Demandas sociais por transparência e eficiência na gestão pública, aliadas à necessidade de adaptação do Brasil a uma padronização que possibilite aumento da atuação do País no cenário internacional, exigiram um novo modelo de informações da contabilidade aplicado ao setor público — que permitisse maior eficácia na execução de sua função precípua e constitucional, que é servir à sociedade.

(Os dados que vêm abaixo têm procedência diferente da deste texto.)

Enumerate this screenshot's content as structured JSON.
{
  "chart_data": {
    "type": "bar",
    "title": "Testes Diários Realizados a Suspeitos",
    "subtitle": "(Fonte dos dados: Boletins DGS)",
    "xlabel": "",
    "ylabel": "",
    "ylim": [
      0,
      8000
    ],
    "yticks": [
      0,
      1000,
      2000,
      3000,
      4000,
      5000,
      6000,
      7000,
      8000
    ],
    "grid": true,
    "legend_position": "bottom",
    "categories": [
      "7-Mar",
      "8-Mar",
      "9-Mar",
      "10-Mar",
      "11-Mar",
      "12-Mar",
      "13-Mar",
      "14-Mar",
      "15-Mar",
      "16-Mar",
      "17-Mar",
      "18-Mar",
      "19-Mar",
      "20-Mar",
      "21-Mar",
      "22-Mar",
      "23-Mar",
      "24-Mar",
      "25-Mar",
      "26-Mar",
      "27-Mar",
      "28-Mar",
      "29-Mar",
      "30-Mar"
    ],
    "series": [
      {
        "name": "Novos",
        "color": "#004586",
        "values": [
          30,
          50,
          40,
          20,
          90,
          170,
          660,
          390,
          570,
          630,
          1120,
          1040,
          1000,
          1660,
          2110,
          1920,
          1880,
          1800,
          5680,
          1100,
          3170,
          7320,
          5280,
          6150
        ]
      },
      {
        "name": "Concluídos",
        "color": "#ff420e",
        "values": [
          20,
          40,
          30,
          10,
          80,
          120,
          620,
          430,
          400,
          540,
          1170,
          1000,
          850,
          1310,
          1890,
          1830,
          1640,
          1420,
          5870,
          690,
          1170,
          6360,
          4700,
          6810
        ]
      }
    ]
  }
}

Nesse contexto, em 2008, o Conselho Federal de Contabilidade (CFC) editou o documento “Orientações Estratégicas para a Contabilidade Aplicada ao Setor Público no Brasil”, no qual estabelecia, dentre outras diretrizes, o formato inicial para a convergência brasileira às Normas Internacionais de Contabilidade Aplicadas ao Setor Público (Ipsas, International Public Sector Accouting Standards).
A recomendação da STN é que a União, o Distrito Federal e cada estado e município desenvolvam seus próprios planos referentes à implantação, respeitando os prazos estabelecidos — atrasos podem sujeitá-los a penalidades previstas na Lei Complementar 101/2000, como impedimento de receber transferências voluntárias e de contratar operações de crédito.

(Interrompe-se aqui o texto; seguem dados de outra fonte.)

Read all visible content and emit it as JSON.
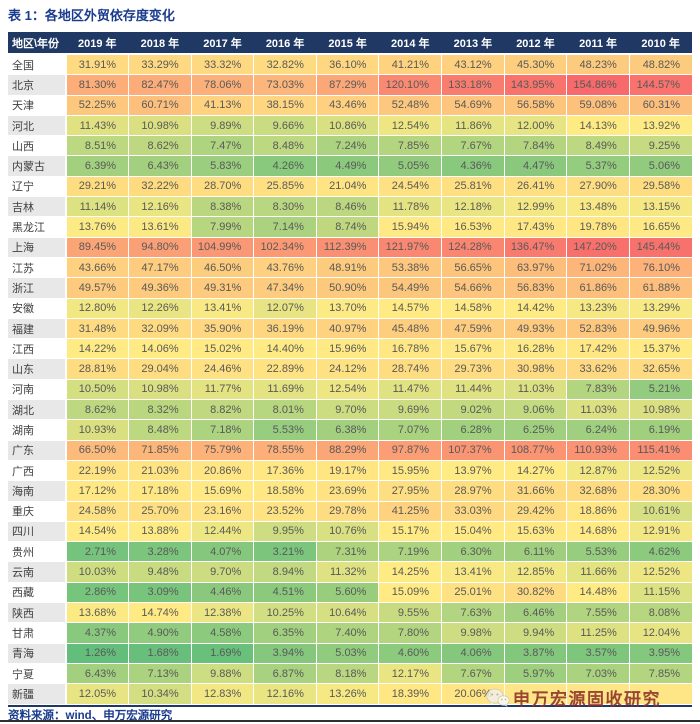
{
  "chart_data": {
    "type": "heatmap",
    "title": "表 1：各地区外贸依存度变化",
    "unit": "percent",
    "columns": [
      "地区\\年份",
      "2019 年",
      "2018 年",
      "2017 年",
      "2016 年",
      "2015 年",
      "2014 年",
      "2013 年",
      "2012 年",
      "2011 年",
      "2010 年"
    ],
    "rows": [
      {
        "region": "全国",
        "values": [
          31.91,
          33.29,
          33.32,
          32.82,
          36.1,
          41.21,
          43.12,
          45.3,
          48.23,
          48.82
        ]
      },
      {
        "region": "北京",
        "values": [
          81.3,
          82.47,
          78.06,
          73.03,
          87.29,
          120.1,
          133.18,
          143.95,
          154.86,
          144.57
        ]
      },
      {
        "region": "天津",
        "values": [
          52.25,
          60.71,
          41.13,
          38.15,
          43.46,
          52.48,
          54.69,
          56.58,
          59.08,
          60.31
        ]
      },
      {
        "region": "河北",
        "values": [
          11.43,
          10.98,
          9.89,
          9.66,
          10.86,
          12.54,
          11.86,
          12.0,
          14.13,
          13.92
        ]
      },
      {
        "region": "山西",
        "values": [
          8.51,
          8.62,
          7.47,
          8.48,
          7.24,
          7.85,
          7.67,
          7.84,
          8.49,
          9.25
        ]
      },
      {
        "region": "内蒙古",
        "values": [
          6.39,
          6.43,
          5.83,
          4.26,
          4.49,
          5.05,
          4.36,
          4.47,
          5.37,
          5.06
        ]
      },
      {
        "region": "辽宁",
        "values": [
          29.21,
          32.22,
          28.7,
          25.85,
          21.04,
          24.54,
          25.81,
          26.41,
          27.9,
          29.58
        ]
      },
      {
        "region": "吉林",
        "values": [
          11.14,
          12.16,
          8.38,
          8.3,
          8.46,
          11.78,
          12.18,
          12.99,
          13.48,
          13.15
        ]
      },
      {
        "region": "黑龙江",
        "values": [
          13.76,
          13.61,
          7.99,
          7.14,
          8.74,
          15.94,
          16.53,
          17.43,
          19.78,
          16.65
        ]
      },
      {
        "region": "上海",
        "values": [
          89.45,
          94.8,
          104.99,
          102.34,
          112.39,
          121.97,
          124.28,
          136.47,
          147.2,
          145.44
        ]
      },
      {
        "region": "江苏",
        "values": [
          43.66,
          47.17,
          46.5,
          43.76,
          48.91,
          53.38,
          56.65,
          63.97,
          71.02,
          76.1
        ]
      },
      {
        "region": "浙江",
        "values": [
          49.57,
          49.36,
          49.31,
          47.34,
          50.9,
          54.49,
          54.66,
          56.83,
          61.86,
          61.88
        ]
      },
      {
        "region": "安徽",
        "values": [
          12.8,
          12.26,
          13.41,
          12.07,
          13.7,
          14.57,
          14.58,
          14.42,
          13.23,
          13.29
        ]
      },
      {
        "region": "福建",
        "values": [
          31.48,
          32.09,
          35.9,
          36.19,
          40.97,
          45.48,
          47.59,
          49.93,
          52.83,
          49.96
        ]
      },
      {
        "region": "江西",
        "values": [
          14.22,
          14.06,
          15.02,
          14.4,
          15.96,
          16.78,
          15.67,
          16.28,
          17.42,
          15.37
        ]
      },
      {
        "region": "山东",
        "values": [
          28.81,
          29.04,
          24.46,
          22.89,
          24.12,
          28.74,
          29.73,
          30.98,
          33.62,
          32.65
        ]
      },
      {
        "region": "河南",
        "values": [
          10.5,
          10.98,
          11.77,
          11.69,
          12.54,
          11.47,
          11.44,
          11.03,
          7.83,
          5.21
        ]
      },
      {
        "region": "湖北",
        "values": [
          8.62,
          8.32,
          8.82,
          8.01,
          9.7,
          9.69,
          9.02,
          9.06,
          11.03,
          10.98
        ]
      },
      {
        "region": "湖南",
        "values": [
          10.93,
          8.48,
          7.18,
          5.53,
          6.38,
          7.07,
          6.28,
          6.25,
          6.24,
          6.19
        ]
      },
      {
        "region": "广东",
        "values": [
          66.5,
          71.85,
          75.79,
          78.55,
          88.29,
          97.87,
          107.37,
          108.77,
          110.93,
          115.41
        ]
      },
      {
        "region": "广西",
        "values": [
          22.19,
          21.03,
          20.86,
          17.36,
          19.17,
          15.95,
          13.97,
          14.27,
          12.87,
          12.52
        ]
      },
      {
        "region": "海南",
        "values": [
          17.12,
          17.18,
          15.69,
          18.58,
          23.69,
          27.95,
          28.97,
          31.66,
          32.68,
          28.3
        ]
      },
      {
        "region": "重庆",
        "values": [
          24.58,
          25.7,
          23.16,
          23.52,
          29.78,
          41.25,
          33.03,
          29.42,
          18.86,
          10.61
        ]
      },
      {
        "region": "四川",
        "values": [
          14.54,
          13.88,
          12.44,
          9.95,
          10.76,
          15.17,
          15.04,
          15.63,
          14.68,
          12.91
        ]
      },
      {
        "region": "贵州",
        "values": [
          2.71,
          3.28,
          4.07,
          3.21,
          7.31,
          7.19,
          6.3,
          6.11,
          5.53,
          4.62
        ]
      },
      {
        "region": "云南",
        "values": [
          10.03,
          9.48,
          9.7,
          8.94,
          11.32,
          14.25,
          13.41,
          12.85,
          11.66,
          12.52
        ]
      },
      {
        "region": "西藏",
        "values": [
          2.86,
          3.09,
          4.46,
          4.51,
          5.6,
          15.09,
          25.01,
          30.82,
          14.48,
          11.15
        ]
      },
      {
        "region": "陕西",
        "values": [
          13.68,
          14.74,
          12.38,
          10.25,
          10.64,
          9.55,
          7.63,
          6.46,
          7.55,
          8.08
        ]
      },
      {
        "region": "甘肃",
        "values": [
          4.37,
          4.9,
          4.58,
          6.35,
          7.4,
          7.8,
          9.98,
          9.94,
          11.25,
          12.04
        ]
      },
      {
        "region": "青海",
        "values": [
          1.26,
          1.68,
          1.69,
          3.94,
          5.03,
          4.6,
          4.06,
          3.87,
          3.57,
          3.95
        ]
      },
      {
        "region": "宁夏",
        "values": [
          6.43,
          7.13,
          9.88,
          6.87,
          8.18,
          12.17,
          7.67,
          5.97,
          7.03,
          7.85
        ]
      },
      {
        "region": "新疆",
        "values": [
          12.05,
          10.34,
          12.83,
          12.16,
          13.26,
          18.39,
          20.06,
          null,
          null,
          null
        ]
      }
    ],
    "color_scale": {
      "min_color": "#63BE7B",
      "mid_color": "#FFEB84",
      "max_color": "#F8696B",
      "mid_at": "median"
    }
  },
  "footer": {
    "source": "资料来源：wind、申万宏源研究"
  },
  "watermark": {
    "text": "申万宏源固收研究",
    "icon": "wechat-icon"
  },
  "colors": {
    "title_text": "#1A3C8F",
    "footer_text": "#1A3C8F",
    "header_bg": "#1F3864",
    "header_text": "#FFFFFF",
    "row_label_alt_bg": "#E8E8E8",
    "row_label_bg": "#FFFFFF",
    "label_text": "#3F3F3F",
    "value_text": "#595959",
    "table_bottom_border": "#1F3864",
    "page_rule": "#2F2F2F",
    "watermark_text": "#8C2F27",
    "obscured_cell_bg": "#FEE687"
  }
}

No âmbito dessa agenda, as unidades federativas têm uma lição de casa a ser concluída ainda em 2016, devendo adequar-se à estrutura conceitual das Ipsas e adotar cinco das 32 normas previstas: as de número 9 (referente à receita de transações com contraprestação), 12 (estoques), 19 (provisões, passivos e ativos contingentes), 23 (receitas de transações sem contraprestação) e 32 (concessões e parcerias público-privadas). As demais serão implementadas em fases, até 2024.
Em termos de ganhos para o Brasil, a adoção das Ipsas possibilitará a organismos públicos, cidadãos, investidores e administradores, dentre outros, ter visibilidade clara da real situação econômica e financeira de União, estados e municípios. Um contraste com o que ocorria até agora. Por mais que possa parecer absurdo, hoje os organismos públicos brasileiros não têm registrados todos os seus ativos e passivos. Rodovias, parques, terrenos, bens de infraestrutura e dívidas podem não constar do balanço patrimonial. Tudo passará a ser contabilizado e mensurado.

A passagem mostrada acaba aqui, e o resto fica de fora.